The second factor is whether the area is included within an enclosure surrounding the home. “That the parking garage is included within the enclosure of the entire apartment building could tend to favor the garage being part of his home’s curtilage.” But then, by the same reasoning, the 29 other apartment units would also be curtilage and that doesn’t make sense under the Fourth Amendment.
The third factor is the nature of the uses to which the area is put. Here, the sole purpose is parking. Curtilage is “the area to which extends the intimate activity associated with the sanctity of a (person’s) home and the privacies of life.” The majority of courts considering the question did not associate parking with an intimate activity of the home or the privacies of life.
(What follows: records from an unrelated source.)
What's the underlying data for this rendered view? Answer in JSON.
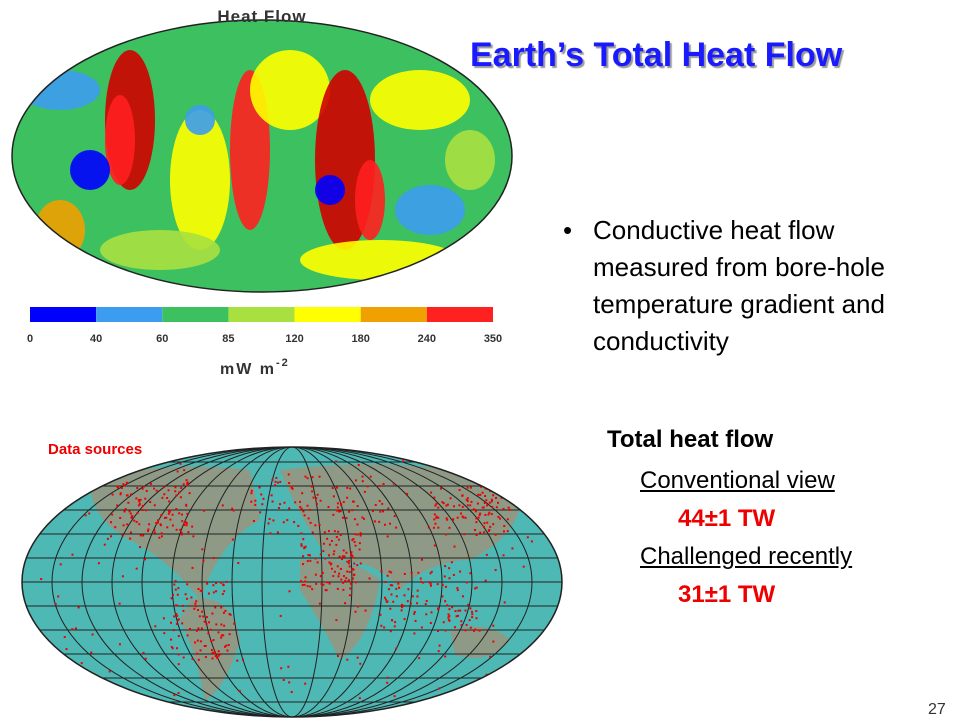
{
  "header": {
    "title": "Earth’s Total Heat Flow"
  },
  "heat_map": {
    "title": "Heat Flow",
    "colorbar_labels": [
      0,
      40,
      60,
      85,
      120,
      180,
      240,
      350
    ],
    "unit": "mW m",
    "unit_exponent": "-2"
  },
  "bullets": [
    "Conductive heat flow measured from bore-hole temperature gradient and conductivity"
  ],
  "data_map": {
    "label": "Data sources"
  },
  "summary": {
    "heading": "Total heat flow",
    "items": [
      {
        "label": "Conventional view",
        "value": "44±1 TW"
      },
      {
        "label": "Challenged recently",
        "value": "31±1 TW"
      }
    ]
  },
  "page_number": 27
}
The last of the four factors is the steps taken by the resident to protect the area from observation by passers-by. The majority did not consider this only from the perspective of those passing by the apartment building but also of other tenants and their guests, who might pass through the parking garage itself. Nothing shields them from observing the parking spaces.
The majority therefore concluded through this four-step analysis that the underground parking garage did not constitute Dumstrey’s curtilage.
Nor did Dumstrey have a reasonable expectation of privacy under the totality of circumstances associated with a large, common parking area frequented by other tenants and their invitees. “However, we do not foreclose the possibility that a person may exhibit a reasonable expectation of privacy in a smaller, more intimate multi-unit dwelling.”
As did Reilly, Justice Ann Walsh Bradley noted that the decision would have adverse effects on those who live in multi-family buildings rather than single-family homes.
She also opined that the Dunn factors were based on a suburban-rural set of facts, and were not as well suited to an urban setting.
She criticized the majority’s analysis of curtilage as being skewed toward the perspective of persons authorized to be on the premises. “The proper analytical framework ought to be whether the area is protected from government intrusion, not whether other tenants also have a right to use the garage.”
She concluded that the Dumstrey’s parking garage is curtilage because it was in close proximity to his home, enclosed, used for the intimate activities of home, and protected from public view. “Thus, the officers’ entry into Dumstrey’s garage was a trespass in violation of the Fourth Amendment.”
This was a hard-fought case, and not only by the litigants but also among the judges and justices.
At first blush, the outcome of the case is surprising, especially given some compelling points raised by the dissents. But after thoughtful legal analysis, the courts have reached a difficult but correct conclusion.
Communal living in apartments and condominiums has its advantages, but also its drawbacks, one of which is a tightly contained curtilage.